Shares rose 6 percent in Friday morning trading.

The Miami company earned $49 million, or 6 cents per share, for the three months ended Feb. 28. That compares with a loss of $20 million, or 3 per share, a year earlier.

Stripping out certain items, earnings were 20 cents per share. This easily topped the 9 cents per share analysts surveyed by FactSet were looking for.

Carnival’s stock added $2.67 to $47.09 in morning trading.

Fuel costs dropped to $318 million from $523 million.

Revenue dipped to $3.53 billion from $3.59 billion, falling short of the $3.56 billion that Wall Street expected.

For 2015, Carnival Corp. now anticipates an adjusted profit in a range of $2.30 to $2.50 per share. Its prior outlook was for an adjusted profit of $2.30 to $2.60 per share.

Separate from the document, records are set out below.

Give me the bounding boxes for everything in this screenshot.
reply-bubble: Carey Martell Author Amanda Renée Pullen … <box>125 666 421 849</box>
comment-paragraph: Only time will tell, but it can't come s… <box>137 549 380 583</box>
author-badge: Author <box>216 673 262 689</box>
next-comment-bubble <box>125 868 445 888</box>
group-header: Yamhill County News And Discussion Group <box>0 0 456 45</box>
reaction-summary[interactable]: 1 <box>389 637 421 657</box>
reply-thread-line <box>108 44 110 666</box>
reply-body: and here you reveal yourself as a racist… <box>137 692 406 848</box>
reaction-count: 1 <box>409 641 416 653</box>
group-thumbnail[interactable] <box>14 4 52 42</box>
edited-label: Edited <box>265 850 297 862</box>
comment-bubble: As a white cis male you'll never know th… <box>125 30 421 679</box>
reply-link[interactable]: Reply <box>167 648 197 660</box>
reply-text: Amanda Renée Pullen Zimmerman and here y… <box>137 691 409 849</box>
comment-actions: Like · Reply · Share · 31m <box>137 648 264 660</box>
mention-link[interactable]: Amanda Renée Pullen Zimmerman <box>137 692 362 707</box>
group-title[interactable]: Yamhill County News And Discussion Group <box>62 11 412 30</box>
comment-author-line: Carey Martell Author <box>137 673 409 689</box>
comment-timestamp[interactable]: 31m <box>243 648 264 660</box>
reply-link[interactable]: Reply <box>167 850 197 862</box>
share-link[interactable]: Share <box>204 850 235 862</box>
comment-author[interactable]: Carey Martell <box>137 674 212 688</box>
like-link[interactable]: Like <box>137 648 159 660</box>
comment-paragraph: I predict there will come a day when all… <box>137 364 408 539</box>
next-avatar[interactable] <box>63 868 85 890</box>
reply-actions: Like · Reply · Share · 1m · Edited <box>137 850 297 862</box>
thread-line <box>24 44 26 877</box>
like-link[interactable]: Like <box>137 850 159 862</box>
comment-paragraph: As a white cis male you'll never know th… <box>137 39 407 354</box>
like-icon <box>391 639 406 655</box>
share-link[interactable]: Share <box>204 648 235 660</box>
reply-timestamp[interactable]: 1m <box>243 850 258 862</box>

The company foresees a second-quarter adjusted profit between 11 cents and 15 cents per share.

Analysts expect full-year earnings of $2.51 per share and second-quarter earnings of26 cents per share.

Carnival said Thursday that it is entering into strategic partnerships with Italian shipbuilder Fincantieri S.p.A and German shipbuilder Meyer Werft that will add nine new cruise ships to its fleet between 2019 and 2022.